Therapy to mend parts of the brain damaged by strokes has moved a step closer, thanks to research at Monash University’s Australian Regenerative Medicine Institute (ARMI) and the Florey Neuroscience Institutes (FNI).
Scientists, James Bourne and Jihane Homman-Ludiye, of ARMI, and Tobias Merson, of FNI, have discovered precursor cells in the visual processing region of the brains of young marmoset monkeys which can form new brain cells in a culture dish.
The work, published recently in the journal, PLoS One, raises the possibility of new therapies for victims of brain injuries such as stroke.
Commenting on the work, Stem Cells Australia's Professor Martin Pera said "These results, which point strongly to the existence of stem cells in the primate cortex, have important implications for understanding normal brain function and add to a growing body of evidence that stem or progenitor cells may participate in the repair of injuries to this critical region of the brain."

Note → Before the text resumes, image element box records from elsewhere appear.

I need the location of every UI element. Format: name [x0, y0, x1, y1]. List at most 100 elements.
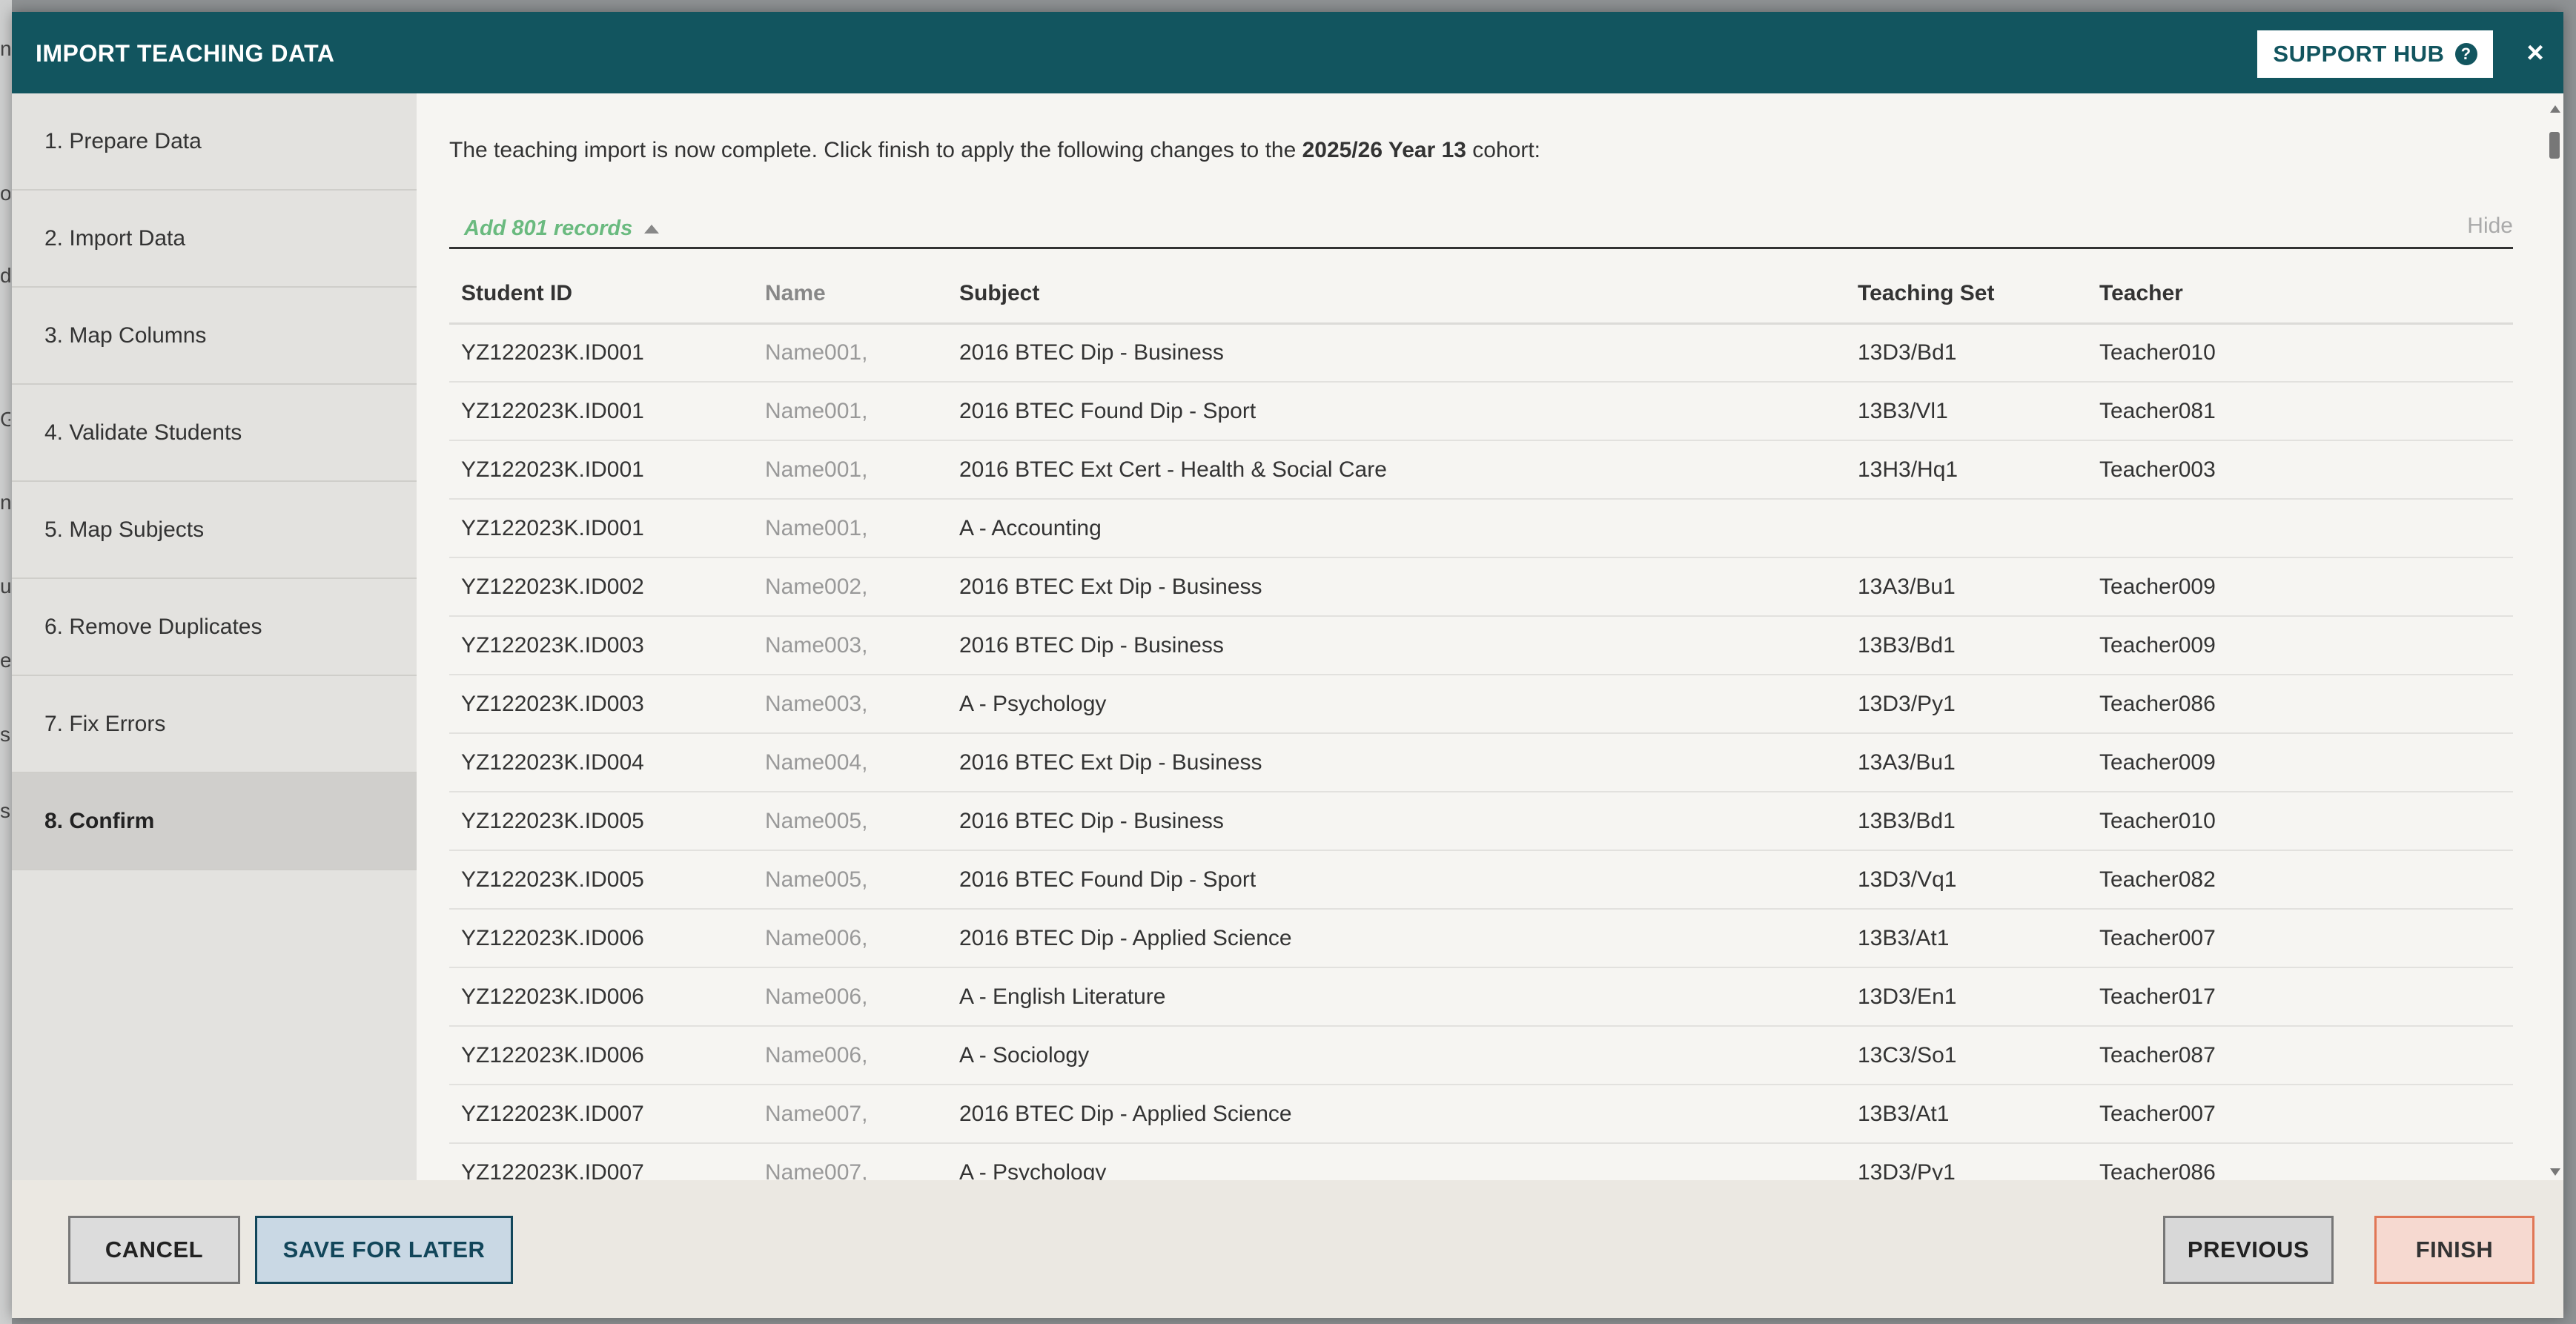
background-fragment: s	[0, 799, 10, 822]
teaching-set-cell: 13C3/So1	[1846, 1026, 2087, 1085]
teaching-set-cell: 13D3/Py1	[1846, 675, 2087, 734]
teacher-cell: Teacher086	[2087, 675, 2513, 734]
records-table: Student ID Name Subject Teaching Set Tea…	[449, 265, 2513, 1180]
step-item-7[interactable]: 7. Fix Errors	[12, 676, 417, 773]
previous-button[interactable]: PREVIOUS	[2163, 1216, 2334, 1284]
add-records-label: Add 801 records	[464, 216, 633, 240]
support-hub-label: SUPPORT HUB	[2273, 41, 2445, 67]
name-cell: Name003,	[753, 675, 947, 734]
teacher-cell: Teacher009	[2087, 733, 2513, 792]
teacher-cell: Teacher007	[2087, 1085, 2513, 1144]
modal-header: IMPORT TEACHING DATA SUPPORT HUB ? ×	[12, 12, 2563, 93]
hide-link[interactable]: Hide	[2467, 214, 2513, 239]
teaching-set-cell: 13D3/En1	[1846, 967, 2087, 1027]
teaching-set-cell: 13D3/Bd1	[1846, 323, 2087, 383]
table-row: YZ122023K.ID006 Name006, A - Sociology 13C3…	[449, 1026, 2513, 1085]
name-cell: Name007,	[753, 1085, 947, 1144]
finish-button[interactable]: FINISH	[2374, 1216, 2534, 1284]
name-cell: Name001,	[753, 440, 947, 500]
teacher-cell: Teacher086	[2087, 1143, 2513, 1180]
table-row: YZ122023K.ID003 Name003, 2016 BTEC Dip - B…	[449, 616, 2513, 675]
table-row: YZ122023K.ID001 Name001, 2016 BTEC Dip - B…	[449, 323, 2513, 383]
student-id-cell: YZ122023K.ID001	[449, 499, 753, 558]
subject-cell: 2016 BTEC Ext Dip - Business	[947, 733, 1846, 792]
teaching-set-cell: 13A3/Bu1	[1846, 733, 2087, 792]
teacher-cell: Teacher017	[2087, 967, 2513, 1027]
scroll-thumb[interactable]	[2549, 132, 2560, 159]
student-id-cell: YZ122023K.ID007	[449, 1143, 753, 1180]
teacher-cell	[2087, 499, 2513, 558]
subject-cell: A - English Literature	[947, 967, 1846, 1027]
table-row: YZ122023K.ID007 Name007, 2016 BTEC Dip - A…	[449, 1085, 2513, 1144]
step-item-2[interactable]: 2. Import Data	[12, 191, 417, 288]
cohort-name: 2025/26 Year 13	[1302, 138, 1466, 162]
name-cell: Name006,	[753, 1026, 947, 1085]
subject-cell: 2016 BTEC Dip - Business	[947, 616, 1846, 675]
step-item-4[interactable]: 4. Validate Students	[12, 385, 417, 482]
name-cell: Name004,	[753, 733, 947, 792]
table-row: YZ122023K.ID002 Name002, 2016 BTEC Ext Dip…	[449, 557, 2513, 617]
teaching-set-cell: 13B3/Bd1	[1846, 792, 2087, 851]
name-cell: Name006,	[753, 909, 947, 968]
step-item-6[interactable]: 6. Remove Duplicates	[12, 579, 417, 676]
student-id-cell: YZ122023K.ID001	[449, 440, 753, 500]
student-id-cell: YZ122023K.ID006	[449, 1026, 753, 1085]
scroll-up-icon[interactable]	[2550, 105, 2560, 113]
name-cell: Name006,	[753, 967, 947, 1027]
step-item-1[interactable]: 1. Prepare Data	[12, 93, 417, 191]
table-row: YZ122023K.ID006 Name006, A - English Liter…	[449, 967, 2513, 1027]
table-row: YZ122023K.ID007 Name007, A - Psychology 13D…	[449, 1143, 2513, 1180]
import-teaching-data-modal: IMPORT TEACHING DATA SUPPORT HUB ? × 1. …	[12, 12, 2563, 1318]
modal-title: IMPORT TEACHING DATA	[36, 40, 335, 67]
table-row: YZ122023K.ID006 Name006, 2016 BTEC Dip - A…	[449, 909, 2513, 968]
background-fragment: d	[0, 264, 10, 287]
student-id-cell: YZ122023K.ID003	[449, 675, 753, 734]
step-item-3[interactable]: 3. Map Columns	[12, 288, 417, 385]
teaching-set-cell: 13H3/Hq1	[1846, 440, 2087, 500]
student-id-cell: YZ122023K.ID004	[449, 733, 753, 792]
subject-cell: 2016 BTEC Dip - Business	[947, 323, 1846, 383]
support-hub-button[interactable]: SUPPORT HUB ?	[2256, 29, 2494, 79]
teacher-cell: Teacher007	[2087, 909, 2513, 968]
table-row: YZ122023K.ID001 Name001, 2016 BTEC Ext Cer…	[449, 440, 2513, 500]
subject-cell: A - Sociology	[947, 1026, 1846, 1085]
teacher-cell: Teacher010	[2087, 792, 2513, 851]
name-cell: Name001,	[753, 382, 947, 441]
teaching-set-cell: 13A3/Bu1	[1846, 557, 2087, 617]
cancel-button[interactable]: CANCEL	[68, 1216, 240, 1284]
student-id-cell: YZ122023K.ID001	[449, 323, 753, 383]
background-page: n o d G n u e s s	[0, 0, 12, 1324]
table-row: YZ122023K.ID001 Name001, 2016 BTEC Found D…	[449, 382, 2513, 441]
close-icon[interactable]: ×	[2520, 34, 2550, 71]
table-header-row: Student ID Name Subject Teaching Set Tea…	[449, 265, 2513, 325]
teaching-set-cell: 13D3/Vq1	[1846, 850, 2087, 910]
subject-cell: 2016 BTEC Dip - Applied Science	[947, 1085, 1846, 1144]
intro-text-end: cohort:	[1466, 138, 1541, 162]
table-row: YZ122023K.ID005 Name005, 2016 BTEC Found D…	[449, 850, 2513, 910]
step-item-5[interactable]: 5. Map Subjects	[12, 482, 417, 579]
teacher-cell: Teacher003	[2087, 440, 2513, 500]
scroll-down-icon[interactable]	[2550, 1168, 2560, 1176]
subject-cell: 2016 BTEC Dip - Applied Science	[947, 909, 1846, 968]
subject-cell: 2016 BTEC Ext Dip - Business	[947, 557, 1846, 617]
column-header-subject: Subject	[947, 265, 1846, 325]
name-cell: Name001,	[753, 499, 947, 558]
column-header-student-id: Student ID	[449, 265, 753, 325]
add-records-toggle[interactable]: Add 801 records	[464, 216, 660, 241]
teacher-cell: Teacher081	[2087, 382, 2513, 441]
table-row: YZ122023K.ID001 Name001, A - Accounting	[449, 499, 2513, 558]
content-scrollbar[interactable]	[2546, 95, 2563, 1180]
student-id-cell: YZ122023K.ID005	[449, 850, 753, 910]
subject-cell: A - Accounting	[947, 499, 1846, 558]
step-item-8[interactable]: 8. Confirm	[12, 773, 417, 870]
teacher-cell: Teacher087	[2087, 1026, 2513, 1085]
student-id-cell: YZ122023K.ID006	[449, 967, 753, 1027]
name-cell: Name001,	[753, 323, 947, 383]
teaching-set-cell: 13B3/Bd1	[1846, 616, 2087, 675]
student-id-cell: YZ122023K.ID001	[449, 382, 753, 441]
modal-footer: CANCEL SAVE FOR LATER PREVIOUS FINISH	[12, 1180, 2563, 1318]
teaching-set-cell: 13B3/At1	[1846, 1085, 2087, 1144]
student-id-cell: YZ122023K.ID002	[449, 557, 753, 617]
save-for-later-button[interactable]: SAVE FOR LATER	[255, 1216, 513, 1284]
student-id-cell: YZ122023K.ID007	[449, 1085, 753, 1144]
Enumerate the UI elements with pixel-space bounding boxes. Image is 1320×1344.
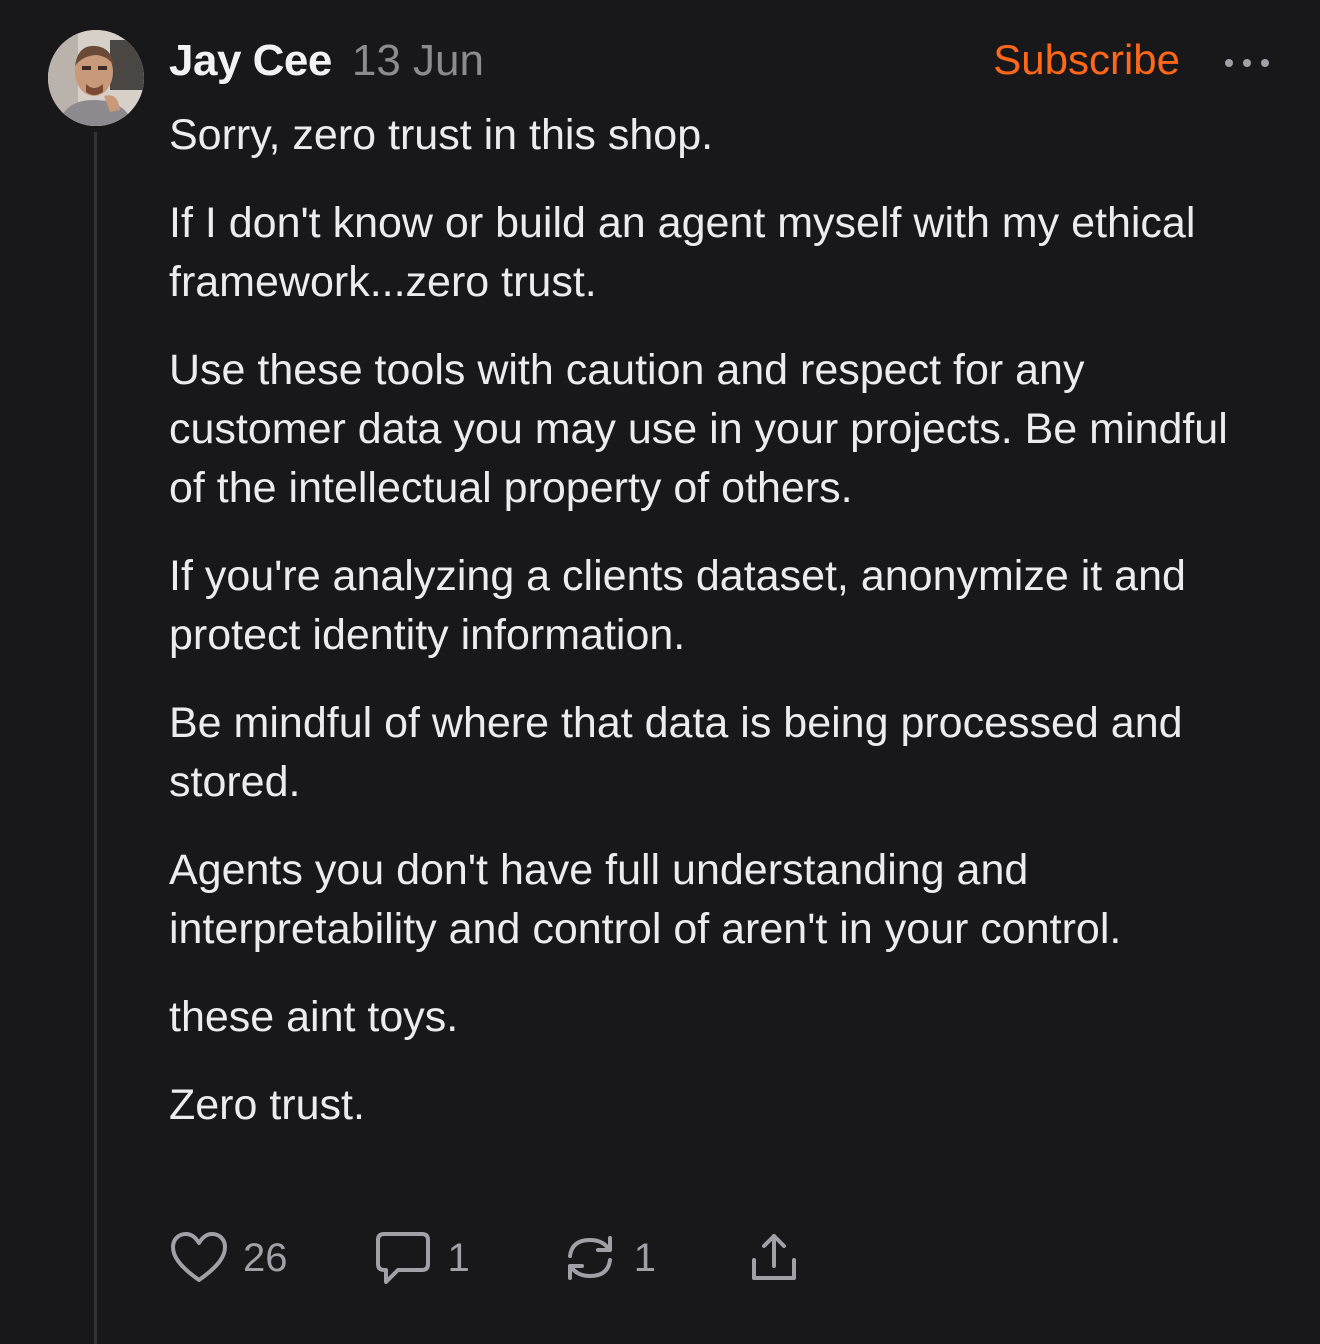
more-horizontal-icon[interactable]	[1222, 48, 1272, 78]
post-paragraph: these aint toys.	[169, 993, 459, 1041]
share-button[interactable]	[746, 1230, 802, 1286]
post-paragraph: Be mindful of where that data is being p…	[169, 699, 1183, 806]
post-paragraph: If you're analyzing a clients dataset, a…	[169, 552, 1186, 659]
restack-button[interactable]: 1	[560, 1230, 656, 1286]
comment-bubble-icon	[375, 1232, 430, 1284]
like-button[interactable]: 26	[169, 1230, 288, 1286]
post-date[interactable]: 13 Jun	[352, 36, 484, 86]
subscribe-button[interactable]: Subscribe	[993, 36, 1180, 84]
heart-icon	[171, 1232, 227, 1282]
thread-line	[94, 132, 97, 1344]
like-count: 26	[243, 1235, 288, 1280]
restack-count: 1	[633, 1235, 656, 1280]
share-upload-icon	[752, 1234, 796, 1280]
post-paragraph: Agents you don't have full understanding…	[169, 846, 1122, 953]
comment-count: 1	[447, 1235, 470, 1280]
author-name[interactable]: Jay Cee	[169, 36, 332, 86]
action-bar: 26 1 1	[169, 1226, 802, 1290]
avatar[interactable]	[48, 30, 144, 126]
restack-arrows-icon	[567, 1236, 612, 1280]
post-body: Sorry, zero trust in this shop. If I don…	[169, 106, 1259, 1164]
post-paragraph: Sorry, zero trust in this shop.	[169, 111, 714, 159]
post-paragraph: Use these tools with caution and respect…	[169, 346, 1228, 512]
comment-button[interactable]: 1	[372, 1228, 470, 1288]
post-paragraph: If I don't know or build an agent myself…	[169, 199, 1196, 306]
post-header: Jay Cee 13 Jun	[169, 36, 484, 90]
post-paragraph: Zero trust.	[169, 1081, 365, 1129]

The team isolated a type of cell from the brain tissue of two-week-old marmoset monkeys, which have similar brains to humans.
They exposed the cells to various combinations of growth factors – proteins that promote cell proliferation – to see if the cells would multiply and form neurons in the culture dish.
Some of the cells started to multiply to form clusters of cells called neurospheres – the forerunners of mature brain cells – when treated with two specific growth factors. This puts them in a class of cells called neural progenitors. Like stem cells, these cells can convert into specialist cells to form various tissues.
It was once thought that our full complement of brain cells was fixed at birth. That view has been toppled in recent decades with the discovery of stem cells in the human brain that can form new neurons in adulthood, said Dr Merson, a neuroscientist.
But until now, those cells have been thought to be limited to two regions of the brain, including the hippocampus, which is involved in memory and learning.
The team’s breakthrough suggests that cells with the ability to form new neurons after birth are much more widespread in the brain. The cells under investigation in this latest research were isolated from the primary visual cortex, the brain structure at the back of the head involved in the processing of stimuli from the eyes. “This structure is very big in humans and other primates and is often affected by brain injury,” Dr Bourne said.
“Our results support the view that this region of the brain has the potential to generate new neurons at later stages than once thought,” Dr Merson said. “We were surprised at how easily we were able to generate the proliferating neurospheres. We were able to propagate them, and keep them in culture for up to a year.”
He said other regions of the brain involved in sensory processing could harbour similar cells.
The scientists plan further research to see if the production of new neurons after birth occurs naturally in the primary visual cortex, and whether the mechanism could be activated after injury.
“It could be plausible to manipulate the progenitor cells to produce more neurons,” Dr Bourne said.